La Decana, en su edición impresa del pasado martes, desplegó el titular, a cuatro columnas, que, con toda seguridad, a nadie ha sorprendido: “Constituyente paralela: un proceso que morirá en la cuna”. Y no ha sorprendido, porque desde que, por un lado, el grupo “Panamá Decide” y, por el otro, los dirigentes de los partidos Cambio Democrático, Panameñista, PAIS, a los que se sumó, precipitadamente en mi opinión, el presidente del Colegio de Abogados, anunciaron su propósito de recolectar más de medio millón de firmas de respaldo, comenzaron a flotar en el ambiente incógnitas básicas: ¿cuál era la carta escondida detrás de esa aventura? O, ¿por qué esperaban que la ciudadanía los respaldara cuando no hicieron, y todavía sigue pendiente de que lo hagan, una sustentación medianamente razonada de los cambios que aspiraban a introducir en la Constitución Política que nos rige y que, como ellos bien lo saben, en nada se parece al texto promulgado en 1972?

Una asamblea constituyente no puede ser producto de la improvisación. En Panamá hemos tenido solo dos: la originaria de 1904, por razones obvias: la República recién nacida, necesitaba de una que produjera el primero de nuestros estatutos fundamentales; y la de 1946, resultado consecuente de la crisis institucional generada por la promulgación de la Constitución de 1941, cuya aplicación conllevaba, entre otros efectos nocivos, que los gobernantes que habían protagonizado el derrocamiento del doctor Arnulfo Arias, pretendieran permanecer en el poder hasta el año de 1947.

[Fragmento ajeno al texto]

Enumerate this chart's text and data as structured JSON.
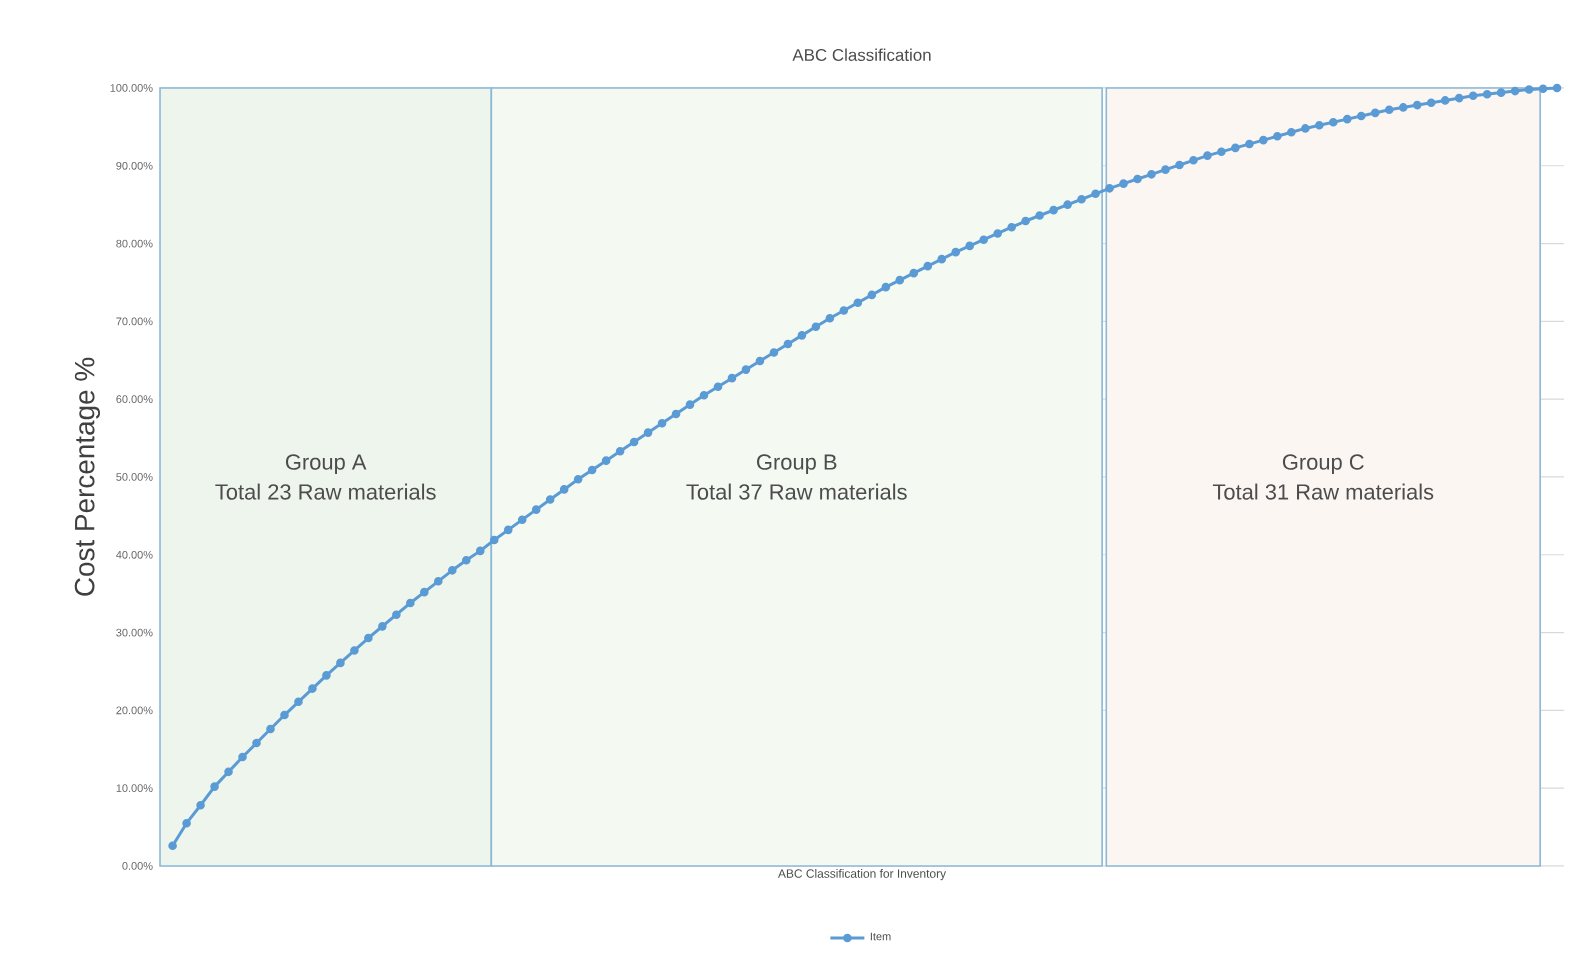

En el momento actual que vive la República, acuciada por la pandemia y urgida de retomar el cauce de la normalización económica, resultaba incomprensible que algunos dirigentes políticos intentaran anteponer como prioritaria la convocatoria de una asamblea constituyente, sin meditar que al pueblo al que han querido convocar, con clara conciencia de la coyuntura que vivimos, para nada podía hacerse eco de su extemporánea convocatoria. En su improvisación tampoco tomaron en cuenta que, al pueblo llano, el que sufre con mayor rigor los efectos de la pandemia, lo que menos puede interesarle es patrocinar un salto al vacío con sus secuelas de inestabilidad política, económica y social, que retrasarían la vuelta a la normalidad y eventualmente a la senda del desarrollo.

La constituyente de 1946, aparte de haber contribuido a superar una crisis política, por haber tenido, como insumo previo, el bien estructurado anteproyecto preparado por los juristas José Dolores Moscote, Ricardo J. Alfaro y Eduardo Chiari, nos dejó la mejor constitución que era posible adoptar. La pretendida constituyente paralela, sin un anteproyecto de alcances mínimos e identificables, so pretexto de que “debe dejarse al exclusivo arbitrio de los eventuales constituyentes decidir un nuevo texto constitucional”, sin parámetros medianamente ciertos, no podía ser lo suficientemente sensato para motivar a la ciudadanía. Y la prueba son los escuálidos resultados que ofrecen las cifras que ha publicado el Tribunal Electoral. Achacar la culpa a supuestos obstáculos no sirve para explicar ese derrotero. Y los promotores, con buen sentido, debieran optar por, con la misma diligencia que los motivó cuando iniciaron su fallida aventura, aceptar que se equivocaron y cerrar ese capítulo con una comunicación al Tribunal Electoral, de su desistimiento.